MRC Chevy 12-01-2015 09:22 PM

Rattling Stopped
 

Originally Posted by NullHead (Post 84457)
Seen this a bunch of times on these old GMT400s, my 96 also had this issue, also fixed a bunch of customer's vehicles that had that.

Always narrowed it down to the upper shock bolt being loose. Yes, yes I know you tightened it. Yes I know you replaced the shocks. Been there done that - with the truck setting on the ground with all the weight on the tires, get a LONG breaker bar on the upper shock bolt, and give them a good crank. Don't break them, but make sure both of the upper shock bolts are good and tight. You need a good size 1/2" drive breaker bar on those bolts.

Usually I see them being rusty, and usually installed with ratchet wrenches from through the wheel well. That usually works for the first ... well 2 miles. After that they're clunky. Open the hood and you can get to them that way.

You nailed that. Exactly right. I needed those bolts tighter. Seems like a defect to be required to tighten like that, but I'm good for now. What about the rear. Won't they now rattle just like the front?

NullHead 12-02-2015 08:29 AM

It's my understanding that the 3/16 shock housing should pinch a little onto the metal core on the upper part of the shock. Yes, I agree it shouldn't be necessary, but if you really look at it, what else is going to keep the shock from wiggling vertically inside the shock housing? The bolt tightening up against the housing works to hold the shock onto the frame, but it doesn't do anything to keep the shock from wiggling in the housing. If you pinch the housing down and hold the shock bushing from wiggling, your problem is solved!

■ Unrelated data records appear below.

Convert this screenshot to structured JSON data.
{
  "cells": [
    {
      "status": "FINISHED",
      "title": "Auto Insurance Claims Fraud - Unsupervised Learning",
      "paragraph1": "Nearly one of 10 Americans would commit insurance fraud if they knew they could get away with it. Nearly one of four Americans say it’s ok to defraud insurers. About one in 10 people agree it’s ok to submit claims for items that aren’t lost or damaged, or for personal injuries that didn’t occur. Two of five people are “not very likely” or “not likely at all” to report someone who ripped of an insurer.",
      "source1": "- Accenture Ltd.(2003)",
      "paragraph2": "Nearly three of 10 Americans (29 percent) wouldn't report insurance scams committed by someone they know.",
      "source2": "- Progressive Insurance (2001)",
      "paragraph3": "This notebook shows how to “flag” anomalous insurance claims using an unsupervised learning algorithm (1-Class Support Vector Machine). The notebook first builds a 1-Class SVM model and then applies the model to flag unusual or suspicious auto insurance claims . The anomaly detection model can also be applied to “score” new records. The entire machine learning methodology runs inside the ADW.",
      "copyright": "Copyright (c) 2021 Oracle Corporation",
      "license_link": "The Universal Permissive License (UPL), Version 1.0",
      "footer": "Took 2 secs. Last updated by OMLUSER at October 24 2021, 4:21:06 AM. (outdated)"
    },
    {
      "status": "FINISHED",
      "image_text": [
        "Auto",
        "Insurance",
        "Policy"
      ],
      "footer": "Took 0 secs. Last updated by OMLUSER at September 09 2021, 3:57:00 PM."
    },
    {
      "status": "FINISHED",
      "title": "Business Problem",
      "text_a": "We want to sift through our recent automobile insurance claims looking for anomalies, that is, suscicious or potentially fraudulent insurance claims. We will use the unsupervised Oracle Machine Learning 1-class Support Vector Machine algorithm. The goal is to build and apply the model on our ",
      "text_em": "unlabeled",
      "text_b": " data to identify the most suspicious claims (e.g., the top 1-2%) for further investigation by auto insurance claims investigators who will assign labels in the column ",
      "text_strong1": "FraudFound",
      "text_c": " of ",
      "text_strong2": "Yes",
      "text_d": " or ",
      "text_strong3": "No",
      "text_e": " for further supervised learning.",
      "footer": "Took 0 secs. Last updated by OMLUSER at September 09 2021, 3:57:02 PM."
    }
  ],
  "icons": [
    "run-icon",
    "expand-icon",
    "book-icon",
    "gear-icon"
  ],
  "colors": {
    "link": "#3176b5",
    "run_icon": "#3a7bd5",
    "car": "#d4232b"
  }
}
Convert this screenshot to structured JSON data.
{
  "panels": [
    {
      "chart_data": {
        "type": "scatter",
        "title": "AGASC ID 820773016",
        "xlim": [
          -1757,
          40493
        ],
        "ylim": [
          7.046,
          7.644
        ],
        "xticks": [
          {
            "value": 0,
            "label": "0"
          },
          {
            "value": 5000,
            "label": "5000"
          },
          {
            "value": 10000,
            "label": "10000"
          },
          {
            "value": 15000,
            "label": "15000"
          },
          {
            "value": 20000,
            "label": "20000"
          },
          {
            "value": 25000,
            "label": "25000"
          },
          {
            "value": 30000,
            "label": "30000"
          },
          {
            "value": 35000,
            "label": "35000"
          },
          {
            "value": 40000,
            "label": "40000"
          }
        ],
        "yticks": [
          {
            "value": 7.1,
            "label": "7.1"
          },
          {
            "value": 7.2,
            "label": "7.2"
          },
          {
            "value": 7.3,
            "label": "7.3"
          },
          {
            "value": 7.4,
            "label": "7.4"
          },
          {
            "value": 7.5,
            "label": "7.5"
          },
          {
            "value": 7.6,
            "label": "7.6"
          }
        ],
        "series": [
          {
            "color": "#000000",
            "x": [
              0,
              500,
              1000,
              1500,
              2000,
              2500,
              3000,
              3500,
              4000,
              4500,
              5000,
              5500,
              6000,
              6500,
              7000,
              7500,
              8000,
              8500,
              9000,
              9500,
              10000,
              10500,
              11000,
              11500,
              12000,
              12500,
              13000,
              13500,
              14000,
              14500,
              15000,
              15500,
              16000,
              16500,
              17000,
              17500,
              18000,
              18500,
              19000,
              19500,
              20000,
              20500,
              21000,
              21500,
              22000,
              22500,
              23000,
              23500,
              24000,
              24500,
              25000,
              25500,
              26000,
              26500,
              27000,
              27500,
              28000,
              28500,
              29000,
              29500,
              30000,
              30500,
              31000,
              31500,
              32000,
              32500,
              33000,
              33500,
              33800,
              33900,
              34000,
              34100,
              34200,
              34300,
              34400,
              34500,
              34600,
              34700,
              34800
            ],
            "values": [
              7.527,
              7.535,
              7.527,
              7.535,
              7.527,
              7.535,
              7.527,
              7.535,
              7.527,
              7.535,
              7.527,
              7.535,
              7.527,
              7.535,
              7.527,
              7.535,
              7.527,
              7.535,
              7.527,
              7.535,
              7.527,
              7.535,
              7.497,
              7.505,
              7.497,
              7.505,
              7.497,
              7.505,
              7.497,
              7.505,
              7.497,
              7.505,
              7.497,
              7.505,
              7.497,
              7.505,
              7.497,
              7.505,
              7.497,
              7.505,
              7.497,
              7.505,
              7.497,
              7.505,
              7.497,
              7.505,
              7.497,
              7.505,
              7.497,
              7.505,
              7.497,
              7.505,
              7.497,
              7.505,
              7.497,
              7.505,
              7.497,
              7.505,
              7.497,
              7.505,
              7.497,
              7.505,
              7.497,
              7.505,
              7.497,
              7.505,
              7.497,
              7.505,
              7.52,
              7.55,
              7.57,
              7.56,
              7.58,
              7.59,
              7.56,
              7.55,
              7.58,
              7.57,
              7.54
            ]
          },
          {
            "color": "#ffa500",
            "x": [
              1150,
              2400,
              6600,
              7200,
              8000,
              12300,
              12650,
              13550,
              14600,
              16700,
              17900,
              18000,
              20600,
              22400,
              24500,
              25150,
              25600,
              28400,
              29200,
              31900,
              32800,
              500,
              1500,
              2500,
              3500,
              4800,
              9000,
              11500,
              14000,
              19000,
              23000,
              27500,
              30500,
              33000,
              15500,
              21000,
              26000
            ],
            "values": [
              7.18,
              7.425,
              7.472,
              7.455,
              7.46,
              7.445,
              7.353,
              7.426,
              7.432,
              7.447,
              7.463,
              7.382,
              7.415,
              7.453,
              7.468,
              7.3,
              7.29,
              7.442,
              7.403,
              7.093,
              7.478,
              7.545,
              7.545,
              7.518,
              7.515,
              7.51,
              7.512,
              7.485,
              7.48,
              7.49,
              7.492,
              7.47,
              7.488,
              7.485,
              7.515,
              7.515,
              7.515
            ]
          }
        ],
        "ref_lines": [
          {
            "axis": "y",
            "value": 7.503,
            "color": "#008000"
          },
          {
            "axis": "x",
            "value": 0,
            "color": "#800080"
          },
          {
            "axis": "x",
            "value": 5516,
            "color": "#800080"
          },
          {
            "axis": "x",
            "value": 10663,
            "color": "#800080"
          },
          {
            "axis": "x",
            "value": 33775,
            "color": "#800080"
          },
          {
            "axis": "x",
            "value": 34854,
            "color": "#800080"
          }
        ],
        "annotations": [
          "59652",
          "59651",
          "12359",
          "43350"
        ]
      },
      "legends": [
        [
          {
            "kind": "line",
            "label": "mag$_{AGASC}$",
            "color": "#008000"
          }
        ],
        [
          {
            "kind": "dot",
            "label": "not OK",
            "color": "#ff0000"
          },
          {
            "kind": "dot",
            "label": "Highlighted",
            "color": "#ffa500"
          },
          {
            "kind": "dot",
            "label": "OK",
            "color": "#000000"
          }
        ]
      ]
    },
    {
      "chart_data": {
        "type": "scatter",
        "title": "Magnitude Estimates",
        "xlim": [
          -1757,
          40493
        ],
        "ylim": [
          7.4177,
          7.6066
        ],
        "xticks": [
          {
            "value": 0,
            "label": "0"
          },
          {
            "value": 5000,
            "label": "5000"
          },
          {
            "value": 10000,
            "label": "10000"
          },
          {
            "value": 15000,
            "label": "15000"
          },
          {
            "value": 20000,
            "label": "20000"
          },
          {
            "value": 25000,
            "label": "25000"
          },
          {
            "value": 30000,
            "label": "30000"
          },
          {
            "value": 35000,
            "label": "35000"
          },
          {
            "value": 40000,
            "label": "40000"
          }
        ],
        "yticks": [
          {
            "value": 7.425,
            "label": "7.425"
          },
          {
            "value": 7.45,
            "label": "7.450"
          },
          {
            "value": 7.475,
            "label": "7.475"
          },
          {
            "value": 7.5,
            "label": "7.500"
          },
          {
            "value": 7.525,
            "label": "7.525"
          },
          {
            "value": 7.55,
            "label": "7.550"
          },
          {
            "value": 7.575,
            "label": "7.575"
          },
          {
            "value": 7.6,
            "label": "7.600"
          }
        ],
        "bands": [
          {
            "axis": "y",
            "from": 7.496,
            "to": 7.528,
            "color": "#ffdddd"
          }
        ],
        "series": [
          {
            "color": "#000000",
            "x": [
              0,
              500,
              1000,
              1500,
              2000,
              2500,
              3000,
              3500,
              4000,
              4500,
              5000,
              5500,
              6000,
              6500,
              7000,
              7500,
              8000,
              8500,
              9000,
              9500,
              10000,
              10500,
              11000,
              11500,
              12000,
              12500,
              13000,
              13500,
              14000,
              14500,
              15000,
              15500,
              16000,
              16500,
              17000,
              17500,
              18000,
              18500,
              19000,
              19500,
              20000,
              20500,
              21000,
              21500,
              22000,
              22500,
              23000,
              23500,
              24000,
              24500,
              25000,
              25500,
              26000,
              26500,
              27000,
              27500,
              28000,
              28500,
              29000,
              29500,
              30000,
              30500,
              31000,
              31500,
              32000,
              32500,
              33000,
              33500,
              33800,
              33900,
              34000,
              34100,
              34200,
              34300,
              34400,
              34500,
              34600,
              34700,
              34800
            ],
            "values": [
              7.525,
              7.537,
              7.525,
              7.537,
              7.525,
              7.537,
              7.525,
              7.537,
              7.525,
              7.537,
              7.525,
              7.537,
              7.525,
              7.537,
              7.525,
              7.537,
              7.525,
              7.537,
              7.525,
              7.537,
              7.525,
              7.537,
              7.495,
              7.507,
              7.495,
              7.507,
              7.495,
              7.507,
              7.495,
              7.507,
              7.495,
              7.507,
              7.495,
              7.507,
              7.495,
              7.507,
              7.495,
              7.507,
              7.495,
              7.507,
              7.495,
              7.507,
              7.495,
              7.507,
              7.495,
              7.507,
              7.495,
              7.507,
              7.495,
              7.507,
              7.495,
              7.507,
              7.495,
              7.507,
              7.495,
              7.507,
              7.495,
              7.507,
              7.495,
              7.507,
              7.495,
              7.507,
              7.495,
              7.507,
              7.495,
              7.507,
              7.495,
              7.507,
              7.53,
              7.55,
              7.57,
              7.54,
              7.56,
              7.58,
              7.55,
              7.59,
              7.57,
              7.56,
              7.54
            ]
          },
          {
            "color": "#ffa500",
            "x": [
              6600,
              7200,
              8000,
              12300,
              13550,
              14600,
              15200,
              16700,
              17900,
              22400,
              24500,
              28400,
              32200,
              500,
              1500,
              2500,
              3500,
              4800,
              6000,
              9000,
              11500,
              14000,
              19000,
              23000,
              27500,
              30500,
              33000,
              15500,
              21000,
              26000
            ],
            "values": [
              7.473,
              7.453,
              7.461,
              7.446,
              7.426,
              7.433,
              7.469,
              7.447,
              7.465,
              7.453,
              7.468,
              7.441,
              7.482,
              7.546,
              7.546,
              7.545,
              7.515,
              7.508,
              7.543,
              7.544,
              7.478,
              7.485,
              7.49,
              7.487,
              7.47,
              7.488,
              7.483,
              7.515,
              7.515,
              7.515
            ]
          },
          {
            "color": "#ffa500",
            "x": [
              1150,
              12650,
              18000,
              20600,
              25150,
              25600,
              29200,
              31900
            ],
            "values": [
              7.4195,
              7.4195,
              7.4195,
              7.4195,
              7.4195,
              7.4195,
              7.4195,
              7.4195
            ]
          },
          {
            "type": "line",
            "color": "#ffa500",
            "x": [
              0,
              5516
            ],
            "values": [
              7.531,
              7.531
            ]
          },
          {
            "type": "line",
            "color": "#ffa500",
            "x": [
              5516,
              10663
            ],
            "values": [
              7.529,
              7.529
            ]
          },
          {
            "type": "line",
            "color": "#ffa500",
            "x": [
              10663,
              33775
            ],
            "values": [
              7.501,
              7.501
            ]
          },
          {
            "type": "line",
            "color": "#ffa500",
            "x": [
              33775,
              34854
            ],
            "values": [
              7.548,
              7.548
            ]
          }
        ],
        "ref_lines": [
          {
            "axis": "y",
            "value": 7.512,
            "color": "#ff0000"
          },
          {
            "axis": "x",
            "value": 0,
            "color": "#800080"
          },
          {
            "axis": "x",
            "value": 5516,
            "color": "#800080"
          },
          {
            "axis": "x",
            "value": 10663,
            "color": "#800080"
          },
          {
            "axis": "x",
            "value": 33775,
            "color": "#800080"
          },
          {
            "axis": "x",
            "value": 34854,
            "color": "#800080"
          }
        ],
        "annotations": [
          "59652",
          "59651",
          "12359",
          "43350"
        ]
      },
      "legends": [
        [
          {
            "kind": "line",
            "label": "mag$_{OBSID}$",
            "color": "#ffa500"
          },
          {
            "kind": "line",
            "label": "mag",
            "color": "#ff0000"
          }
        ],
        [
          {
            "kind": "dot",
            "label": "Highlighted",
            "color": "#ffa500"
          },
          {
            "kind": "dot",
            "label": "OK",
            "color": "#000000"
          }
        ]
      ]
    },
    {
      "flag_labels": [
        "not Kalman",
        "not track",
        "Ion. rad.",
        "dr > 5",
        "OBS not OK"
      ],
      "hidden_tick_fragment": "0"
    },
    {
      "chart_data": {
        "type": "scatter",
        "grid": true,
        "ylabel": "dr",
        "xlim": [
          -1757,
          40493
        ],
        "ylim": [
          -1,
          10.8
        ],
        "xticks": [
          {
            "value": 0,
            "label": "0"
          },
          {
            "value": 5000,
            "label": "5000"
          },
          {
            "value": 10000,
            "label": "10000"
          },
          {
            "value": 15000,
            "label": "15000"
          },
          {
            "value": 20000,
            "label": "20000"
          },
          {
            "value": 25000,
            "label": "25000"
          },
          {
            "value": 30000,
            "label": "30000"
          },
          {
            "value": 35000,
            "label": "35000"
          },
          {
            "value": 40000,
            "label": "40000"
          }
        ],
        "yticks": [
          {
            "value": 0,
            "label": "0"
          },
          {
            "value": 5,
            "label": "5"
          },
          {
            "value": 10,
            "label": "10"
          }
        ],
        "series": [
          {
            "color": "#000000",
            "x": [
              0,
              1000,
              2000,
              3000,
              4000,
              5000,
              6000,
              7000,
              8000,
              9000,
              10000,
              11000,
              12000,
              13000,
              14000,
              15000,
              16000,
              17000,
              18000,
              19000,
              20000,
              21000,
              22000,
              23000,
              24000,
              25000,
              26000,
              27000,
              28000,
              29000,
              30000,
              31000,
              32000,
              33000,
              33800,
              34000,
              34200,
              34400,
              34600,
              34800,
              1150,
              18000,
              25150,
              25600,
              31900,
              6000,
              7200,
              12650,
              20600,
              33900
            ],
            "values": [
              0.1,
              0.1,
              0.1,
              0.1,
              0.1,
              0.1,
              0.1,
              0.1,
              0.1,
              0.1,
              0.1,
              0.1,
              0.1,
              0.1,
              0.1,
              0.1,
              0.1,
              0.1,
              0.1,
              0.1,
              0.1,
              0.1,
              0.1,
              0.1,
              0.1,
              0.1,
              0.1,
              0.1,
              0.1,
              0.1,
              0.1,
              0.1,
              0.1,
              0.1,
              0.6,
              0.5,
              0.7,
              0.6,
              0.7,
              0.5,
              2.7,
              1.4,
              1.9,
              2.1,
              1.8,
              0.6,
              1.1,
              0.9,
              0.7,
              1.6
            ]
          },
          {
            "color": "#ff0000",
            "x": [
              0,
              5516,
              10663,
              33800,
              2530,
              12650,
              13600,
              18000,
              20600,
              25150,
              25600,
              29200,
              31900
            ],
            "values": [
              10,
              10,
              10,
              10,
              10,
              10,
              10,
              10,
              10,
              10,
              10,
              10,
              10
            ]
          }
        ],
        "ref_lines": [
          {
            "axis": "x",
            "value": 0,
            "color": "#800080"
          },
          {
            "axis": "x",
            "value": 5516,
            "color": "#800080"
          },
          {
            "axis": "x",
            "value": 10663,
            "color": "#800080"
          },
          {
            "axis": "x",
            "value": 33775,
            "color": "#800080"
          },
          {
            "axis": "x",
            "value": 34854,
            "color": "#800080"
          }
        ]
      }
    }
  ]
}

Yes, the lower bushings on the rear shocks most likely need tightening as well, but the design of the shock hangers on the rear axle seem to snug up against the shock bushing better. I personally use an impact wrench on the lower shock bolts. They're nice beefy bolts, but they can still work their way loose and allow the clearance built into the bolt holes to let the shock wiggle just enough to make noise. The upper mounts on the rear shocks are designed differently, so as long as those 9/16 bolts are tightened up, there should be no appreciable noise from those unless the frame is rusty and those mounts move (seen that too).

Glad it worked for you!

GMCSierraFan 12-07-2015 12:17 PM

These are the posts that I love!

You get someone who has an older vehicle and someone else who has worked with them and figured out all of the little nuances and stupidities associated with that vehicle.

Nobody got charged a dime and I'm sure Nullhead was happy to help!